I just picked up an XSi (450D) on ebay for $295.  It should be a considerable upgrade from my current 300D.  I'd like to know how the 450D does with long exposures (star trails, mostly).  My first gen 300D is understandably noisy when exposures are longer than 10-15 seconds.  Should the 450D handle long exposures better?  I know from reviews that it handles high ISO better, but I'm not sure if high ISO handling translates to good long exposures.

Also, is there anything I should know about?  I just read another post about how the XS needs a firmware update to fix a potentially camera-bricking flaw.  I've checked the firmware updates and they seem to fix minor things so I think I'm ok there.  I just want to make sure there isn't something else.

Can't wait for it to get here!


----------



## PJL (Sep 1, 2011)

LCARSx32 said:


> I just picked up an XSi (450D) on ebay for $295. It should be a considerable upgrade from my current 300D. I'd like to know how the 450D does with long exposures (star trails, mostly). My first gen 300D is understandably noisy when exposures are longer than 10-15 seconds. Should the 450D handle long exposures better? I know from reviews that it handles high ISO better, but I'm not sure if high ISO handling translates to good long exposures.


You should not be using high ISO numbers when doing long exposures. In fact, you should be using the lowest ISO possible. If you've been using higher ISOs, that might explain the noise you've been experiencing.


----------



## McNugget801 (Sep 1, 2011)

PJL said:


> You should not be using high ISO numbers when doing long exposures. In fact, you should be using the lowest ISO possible. If you've been using higher ISOs, that might explain the noise you've been experiencing.



Thats not true at all,  High ISO star trails are the best.
High ISO + wide open aperture = more stars


----------



## LCARSx32 (Sep 1, 2011)

Sorry, I didn't make that more obvious...  I shoot long exposures at ISO100-400.  I was just saying that my 300D is noisy at low ISO, long exposures AND high ISO, short exposures.  So if the XSi is lower noise at high ISO, I'm assuming it would be lower noise at low ISO, long exposures.

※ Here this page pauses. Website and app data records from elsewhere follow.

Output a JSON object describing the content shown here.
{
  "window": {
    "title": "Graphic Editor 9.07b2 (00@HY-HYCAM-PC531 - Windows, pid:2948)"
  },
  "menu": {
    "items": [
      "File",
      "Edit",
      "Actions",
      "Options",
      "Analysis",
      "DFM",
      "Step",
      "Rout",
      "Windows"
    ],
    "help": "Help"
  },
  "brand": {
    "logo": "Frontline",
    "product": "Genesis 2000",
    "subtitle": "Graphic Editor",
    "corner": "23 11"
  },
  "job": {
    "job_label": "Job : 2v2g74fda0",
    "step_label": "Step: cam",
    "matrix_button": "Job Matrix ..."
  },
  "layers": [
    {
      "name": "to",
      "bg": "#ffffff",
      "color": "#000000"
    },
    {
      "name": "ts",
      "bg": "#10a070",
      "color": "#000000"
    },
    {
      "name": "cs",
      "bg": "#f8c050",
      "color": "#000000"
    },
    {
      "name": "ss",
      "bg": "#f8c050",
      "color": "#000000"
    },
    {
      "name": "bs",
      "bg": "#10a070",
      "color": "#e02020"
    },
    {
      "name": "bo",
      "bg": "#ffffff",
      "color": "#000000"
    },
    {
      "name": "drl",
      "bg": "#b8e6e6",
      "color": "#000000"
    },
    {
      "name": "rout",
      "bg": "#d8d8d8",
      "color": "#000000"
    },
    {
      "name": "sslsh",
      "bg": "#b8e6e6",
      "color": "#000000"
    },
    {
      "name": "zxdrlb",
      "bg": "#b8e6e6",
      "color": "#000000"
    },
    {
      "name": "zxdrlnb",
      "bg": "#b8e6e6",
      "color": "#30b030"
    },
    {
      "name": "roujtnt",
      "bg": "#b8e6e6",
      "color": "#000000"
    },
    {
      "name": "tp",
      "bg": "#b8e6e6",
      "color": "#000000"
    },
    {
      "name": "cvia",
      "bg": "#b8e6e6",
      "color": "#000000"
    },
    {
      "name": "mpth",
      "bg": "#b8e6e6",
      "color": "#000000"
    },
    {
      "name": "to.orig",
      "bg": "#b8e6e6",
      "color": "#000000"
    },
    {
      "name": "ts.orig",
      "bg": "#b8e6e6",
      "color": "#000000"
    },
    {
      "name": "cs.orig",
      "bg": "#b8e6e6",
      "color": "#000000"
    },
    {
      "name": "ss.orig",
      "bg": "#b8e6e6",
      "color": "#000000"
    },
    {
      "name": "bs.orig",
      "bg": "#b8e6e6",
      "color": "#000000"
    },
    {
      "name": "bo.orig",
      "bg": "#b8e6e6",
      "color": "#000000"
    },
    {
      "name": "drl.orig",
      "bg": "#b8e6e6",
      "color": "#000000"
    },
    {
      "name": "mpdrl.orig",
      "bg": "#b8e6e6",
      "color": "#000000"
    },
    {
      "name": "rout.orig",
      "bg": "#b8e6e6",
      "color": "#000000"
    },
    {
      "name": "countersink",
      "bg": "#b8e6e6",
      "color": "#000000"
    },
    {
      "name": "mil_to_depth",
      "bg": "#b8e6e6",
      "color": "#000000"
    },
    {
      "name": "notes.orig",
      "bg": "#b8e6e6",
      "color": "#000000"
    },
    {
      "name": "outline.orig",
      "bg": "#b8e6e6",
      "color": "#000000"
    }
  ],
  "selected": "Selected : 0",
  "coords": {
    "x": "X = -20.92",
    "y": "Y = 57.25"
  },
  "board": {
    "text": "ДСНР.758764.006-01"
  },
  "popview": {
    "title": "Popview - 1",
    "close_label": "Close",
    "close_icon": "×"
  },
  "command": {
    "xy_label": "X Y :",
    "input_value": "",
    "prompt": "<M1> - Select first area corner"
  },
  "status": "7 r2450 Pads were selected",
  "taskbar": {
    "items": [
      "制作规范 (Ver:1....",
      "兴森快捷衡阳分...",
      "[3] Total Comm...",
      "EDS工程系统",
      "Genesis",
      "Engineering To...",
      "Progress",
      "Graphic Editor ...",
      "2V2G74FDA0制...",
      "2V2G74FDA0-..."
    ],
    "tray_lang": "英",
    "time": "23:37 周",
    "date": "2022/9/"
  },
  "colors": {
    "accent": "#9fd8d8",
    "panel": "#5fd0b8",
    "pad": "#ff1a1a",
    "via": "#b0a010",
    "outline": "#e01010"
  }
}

I'd like to know if that assumption is correct.


----------



## KmH (Sep 2, 2011)

Any digital camera is noisy if there is little light, because of the way digital photographs work.

The pixels that record the low light levels have little signal to offset the shot and thermal noise the image sensor generates. in othe words those pixels have a low SNR - Signal-To-Noise-Ratio.

Fully 1/2 of the luminance data a digital image has, is contained in the brightest stop of exposure. Each dimmer stop of exposure has only 1/2 of the luminance data left by the previous brighter stop of exposure.

For example, suppose your image sensor can record 6 stops of exposure, and the brightest stop has a value of 4096. By the above progression the darkest stop of exposure has a value of 64.

4096 - 2048 - 1024 - 512 - 256 - 128 - 64.

Using the lowest native ISO heats up the image sensor less during long exposures than using a higher ISO that makes the signal amplifiers work harder and get hotter.

By the same token, CMOS image sensor heat up less than CCD image sensors do, because CMOS uses less power, which generates less heat.

Many DSLR cameas offer a long exposure noise reduction feature, but if you take a 600 second exposure, the Long exposure NR takes an additional 600 seconds after the exposure is stopped.


----------



## LCARSx32 (Sep 2, 2011)

Hey KmH,

Thanks for the info.  Do you know if the XSi handles this better than a 300D?   Will I notice a difference?  I guess I'll find out tomorrow night when it gets here


----------